Le Haut-Karabakh après la guerre : vers une solution durable ?
Suite au cessez-le-feu conclu dans le conflit au Haut-Karabakh, l'Arménie est tenue de restituer dimanche le premier des territoires qui doivent être rendus à l'Azerbaïdjan selon les termes de l'accord. Celui-ci prévoit en outre que les belligérants gardent le contrôle des territoires conquis ces dernières semaines, ce qui représente des pertes considérables pour l'Arménie.
Deux poids, deux mesures
Dans Obozrevatel, Azer Hudiev, ex-ambassadeur d'Azerbaïdjan à Kiev, fustige le positionnement de l'Europe dans le conflit, qu'il juge biaisé :
«Certains cercles politiques occidentaux font une erreur diplomatique en accusant Bakou d'avoir mené un nettoyage ethnique au Haut-Karabakh au début des années 1990. ... Entre 1989 et 1993, les Arméniens ont chassé les Azerbaïdjanais de leurs terres en Arménie et au Karabakh. Suite à ce processus, 98 pour cent de la population de l'Arménie était constituée exclusivement d'Arméniens. Dans le même temps, des dizaines de milliers d'Arméniens vivent en Azerbaïdjan - hors Haut-Karabakh. Les Azerbaïdjanais étant au fait des ces réalités, ils se montrent sceptiques quant à la prétendue neutralité des pays occidentaux dans la résolution du conflit. ... Les démocraties occidentales ne demandent pas à l'Arménie d'assurer le retour de centaines de milliers d'Azerbaïdjanais dans leur terres d'origine.»

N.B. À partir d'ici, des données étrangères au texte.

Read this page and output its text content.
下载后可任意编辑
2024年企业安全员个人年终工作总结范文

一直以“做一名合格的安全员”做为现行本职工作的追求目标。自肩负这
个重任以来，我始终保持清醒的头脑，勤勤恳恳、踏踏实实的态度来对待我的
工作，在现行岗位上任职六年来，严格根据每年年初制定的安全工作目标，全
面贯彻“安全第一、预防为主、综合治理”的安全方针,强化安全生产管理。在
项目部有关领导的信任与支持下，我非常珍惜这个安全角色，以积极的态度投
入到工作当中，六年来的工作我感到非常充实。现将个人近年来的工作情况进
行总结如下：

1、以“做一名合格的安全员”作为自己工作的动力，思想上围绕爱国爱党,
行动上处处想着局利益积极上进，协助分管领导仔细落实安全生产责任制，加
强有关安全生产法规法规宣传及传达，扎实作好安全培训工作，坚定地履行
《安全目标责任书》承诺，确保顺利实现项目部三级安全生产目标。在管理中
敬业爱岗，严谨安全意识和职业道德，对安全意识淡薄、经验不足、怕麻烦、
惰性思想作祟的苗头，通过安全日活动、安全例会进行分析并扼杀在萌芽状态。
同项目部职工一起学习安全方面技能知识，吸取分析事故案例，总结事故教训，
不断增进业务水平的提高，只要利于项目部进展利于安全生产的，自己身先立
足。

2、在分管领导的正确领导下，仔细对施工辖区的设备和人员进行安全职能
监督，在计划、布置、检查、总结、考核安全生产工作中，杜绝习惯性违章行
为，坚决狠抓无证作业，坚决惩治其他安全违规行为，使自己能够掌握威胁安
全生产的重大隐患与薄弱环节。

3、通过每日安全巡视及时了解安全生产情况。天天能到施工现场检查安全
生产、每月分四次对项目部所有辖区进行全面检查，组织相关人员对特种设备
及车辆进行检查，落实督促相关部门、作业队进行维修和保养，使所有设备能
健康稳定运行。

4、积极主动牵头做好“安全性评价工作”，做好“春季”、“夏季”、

Ne pas se séparer de Pachinian
Considérant l'accord de cessez-le-feu comme une capitulation, de nombreux Arméniens demandent la démission du Premier ministre, Nikol Pachinian. De l'avis de Radio Kommersant FM, ce serait une terrible erreur :
«S'il était renversé demain par une foule insurrectionnelle ou par l'opposition belliciste, qui considère l'accord comme une capitulation, alors le cessez-le-feu serait menacé. Or dans la situation actuelle, une reprise des combats se solderait par une véritable catastrophe pour l'Arménie. ... La force d'interposition russe au Haut-Karabakh se retrouverait elle aussi en danger. Ce serait tout à fait intenable pour Moscou, qui forme par ailleurs pour l'Arménie un ultime rempart et la protection la plus efficace qui soit. Il faut donc veiller à ce que les populistes, qui promettent de reprendre la guerre et de reconquérir les territoires perdus, ne puissent pas accéder au pouvoir aujourd'hui.»
La province doit décider elle-même de son avenir
Dans Le Temps, un groupe de politiques, d'artistes et d'universitaires appelle à reconnaître le droit à l'autodétermination des Arméniens du Haut-Karabakh :
«Nous avons vu la campagne criminelle menée par Bakou et Ankara, et il est parfaitement clair que les Arméniens ne pourront pas être en sécurité sous la souveraineté de Bakou. Dans ces cas-là, il existe un concept qui a été appliqué au moins deux fois depuis la fin de la guerre froide, pour le Kosovo et pour Timor-Est : la sécession remède. Une population menacée de génocide ou de nettoyage ethnique par l'Etat dont elle dépend peut légitimement revendiquer en ultime recours son droit à l'autodétermination au nom de sa survie et de sa sécurité. Si un peuple a jamais été dans une telle situation, ce sont aujourd'hui les Arméniens du Karabakh.»
Des 'villes libres' au Haut-Karabakh
Dans La Repubblica, le philosophe Bernard-Henri Lévy préconise la création de 'villes libres' dans la province disputée :
«La Société des Nations, il y a un siècle, inventait, pour Dantzig, le statut de 'ville libre'. Et les Nations unies, après la Seconde Guerre mondiale, ont ressuscité ce statut pour Trieste. Pourquoi ne pas faire de même au Haut-Karabakh ? Pourquoi la France ne décréterait-elle pas Stepanakert et Chouchi villes libres ? Et ne peut-on imaginer cette liberté garantie par une force internationale ? Ce sera un beau geste. Ce serait, si la France était suivie, l'acte d'une UE entérinant la primauté de ses valeurs sur ses intérêts.»